The Everlys toured the UK for the first time in April 1960, and other shots from the same session show them on a hotel balcony with the skyline of London behind them. According to Mark Lewisohn’s Tune In book, George Harrison caught them on April 25 at The Liverpool Empire when they were backed by The Crickets, sadly lacking their leader Buddy Holly, a victim of the 1959 plane crash that also claimed Ritchie Valens and The Big Bopper.
Despite the overwhelming evidence that The Beatles, especially Paul, were heavily influenced by The Everly Brothers, there are only two recorded examples of the Fabs covering the Everlys. On the first BBC sessions album George sings ‘So How Come (No One Loves Me)’, one of Boudleaux and Felice Bryant’s lesser songs, recorded by Don and Phil for their A Date With The Everly Brothers LP in 1960, and in the recent six-hour plus Get Back movie, The Beatles jam for just over a minute on ‘Bye Bye Love’, with John taking the lead. Again thanks to Mark Lewisohn’s book, I learned that ‘Bye Bye Love’ was released in the UK on July 5, 1957, the day before John first met Paul at the church fete in Woolton. Much later, of course, Paul wrote ‘On The Wings Of A Nightingale’ especially for the Everlys, released in 1984.

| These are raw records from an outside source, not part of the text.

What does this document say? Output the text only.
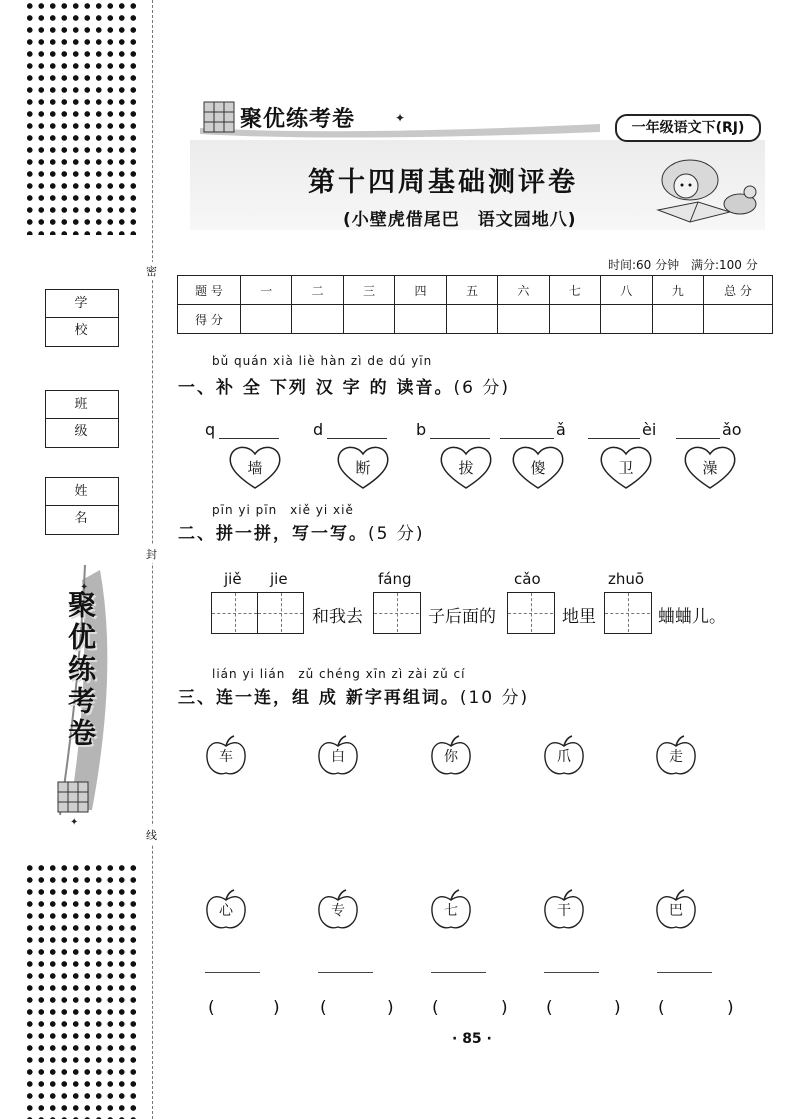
密
封
线
学 校
班 级
姓 名
✦
✦
聚优练考卷
✦
聚优练考卷	一年级语文下(RJ)
第十四周基础测评卷
(小壁虎借尾巴　语文园地八)
时间:60 分钟 满分:100 分
题 号	一	二	三	四	五	六	七	八	九	总 分
得 分										
bǔ quán xià liè hàn zì de dú yīn
一、补 全 下列 汉 字 的 读音。(6 分)
q
墙
d
断
b
拔
ǎ
傻
èi
卫
ǎo
澡
pīn yi pīn　xiě yi xiě
二、拼一拼，写一写。(5 分)
jiě jie
和我去
fáng
子后面的
cǎo
地里
zhuō
蛐蛐儿。
lián yi lián　zǔ chéng xīn zì zài zǔ cí
三、连一连，组 成 新字再组词。(10 分)
车	白	你	爪	走
心	专	七	干	巴
(	) (	) (	) (	) (	)
· 85 ·
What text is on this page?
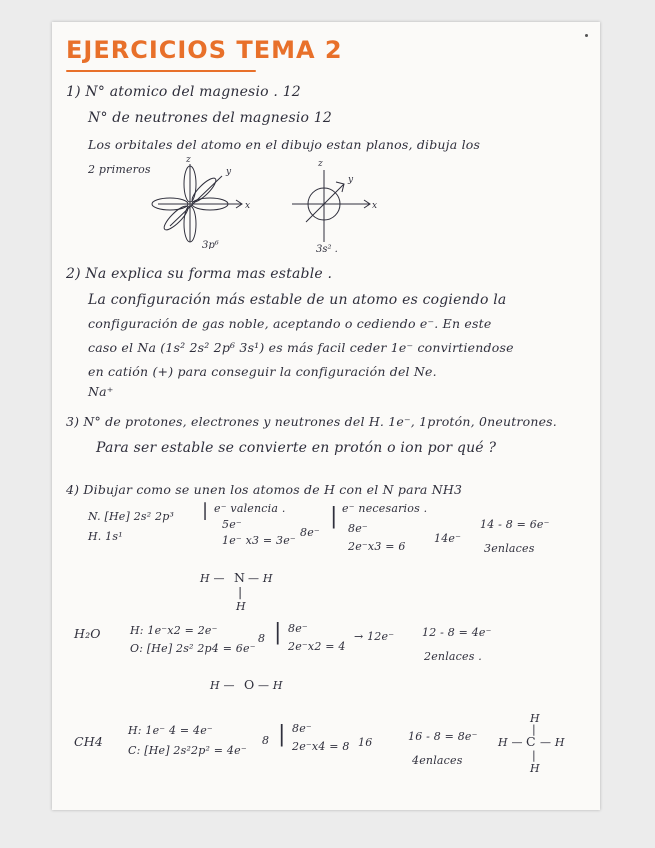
EJERCICIOS TEMA 2
1) N° atomico del magnesio . 12
N° de neutrones del magnesio 12
Los orbitales del atomo en el dibujo estan planos, dibuja los
2 primeros
z
y
x
3p⁶
z
y
x
3s² .
2) Na explica su forma mas estable .
La configuración más estable de un atomo es cogiendo la
configuración de gas noble, aceptando o cediendo e⁻. En este
caso el Na (1s² 2s² 2p⁶ 3s¹) es más facil ceder 1e⁻ convirtiendose
en catión (+) para conseguir la configuración del Ne.
Na⁺
3) N° de protones, electrones y neutrones del H. 1e⁻, 1protón, 0neutrones.
Para ser estable se convierte en protón o ion por qué ?
4) Dibujar como se unen los atomos de H con el N para NH3
N. [He] 2s² 2p³
H. 1s¹
| e⁻ valencia .
5e⁻
1e⁻ x3 = 3e⁻
8e⁻
| e⁻ necesarios .
8e⁻
2e⁻x3 = 6
14e⁻
14 - 8 = 6e⁻
3enlaces
H — N — H
|
H
H₂O	H: 1e⁻x2 = 2e⁻
O: [He] 2s² 2p4 = 6e⁻
8 | 8e⁻
2e⁻x2 = 4
→ 12e⁻	12 - 8 = 4e⁻
2enlaces .
H — O — H
CH4
H: 1e⁻ 4 = 4e⁻
C: [He] 2s²2p² = 4e⁻
8 | 8e⁻
2e⁻x4 = 8 16	16 - 8 = 8e⁻
4enlaces
H
|
H — C — H
|
H
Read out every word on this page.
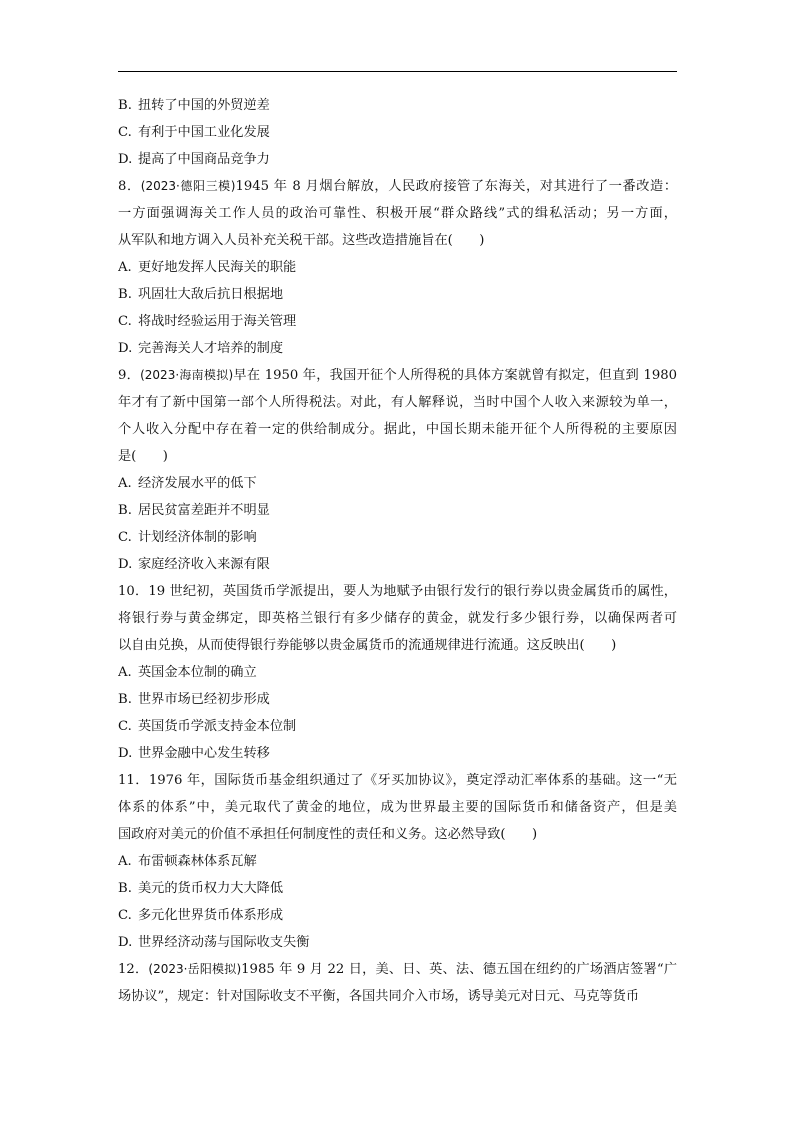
B. 扭转了中国的外贸逆差
C. 有利于中国工业化发展
D. 提高了中国商品竞争力
8．(2023·德阳三模)1945 年 8 月烟台解放，人民政府接管了东海关，对其进行了一番改造：
一方面强调海关工作人员的政治可靠性、积极开展“群众路线”式的缉私活动；另一方面，
从军队和地方调入人员补充关税干部。这些改造措施旨在(　　)
A. 更好地发挥人民海关的职能
B. 巩固壮大敌后抗日根据地
C. 将战时经验运用于海关管理
D. 完善海关人才培养的制度
9．(2023·海南模拟)早在 1950 年，我国开征个人所得税的具体方案就曾有拟定，但直到 1980
年才有了新中国第一部个人所得税法。对此，有人解释说，当时中国个人收入来源较为单一，
个人收入分配中存在着一定的供给制成分。据此，中国长期未能开征个人所得税的主要原因
是(　　)
A. 经济发展水平的低下
B. 居民贫富差距并不明显
C. 计划经济体制的影响
D. 家庭经济收入来源有限
10．19 世纪初，英国货币学派提出，要人为地赋予由银行发行的银行券以贵金属货币的属性，
将银行券与黄金绑定，即英格兰银行有多少储存的黄金，就发行多少银行券，以确保两者可
以自由兑换，从而使得银行券能够以贵金属货币的流通规律进行流通。这反映出(　　)
A. 英国金本位制的确立
B. 世界市场已经初步形成
C. 英国货币学派支持金本位制
D. 世界金融中心发生转移
11．1976 年，国际货币基金组织通过了《牙买加协议》，奠定浮动汇率体系的基础。这一“无
体系的体系”中，美元取代了黄金的地位，成为世界最主要的国际货币和储备资产，但是美
国政府对美元的价值不承担任何制度性的责任和义务。这必然导致(　　)
A. 布雷顿森林体系瓦解
B. 美元的货币权力大大降低
C. 多元化世界货币体系形成
D. 世界经济动荡与国际收支失衡
12．(2023·岳阳模拟)1985 年 9 月 22 日，美、日、英、法、德五国在纽约的广场酒店签署“广
场协议”，规定：针对国际收支不平衡，各国共同介入市场，诱导美元对日元、马克等货币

A bit more digging divulges that the picture was probably faked for the cover of a slim paperback called The Everly Brothers & The Beatles, by Mandy Rennie which I suspect is a pseudonym. The evidence for this assumption is there for all to see on Amazon which advertises scores of slim paperback books by Ms Rennie, about celebrities from all walks of life, film, music, politics and sport. Oddly, all of them were published by Blurb Books on the same day in 2019!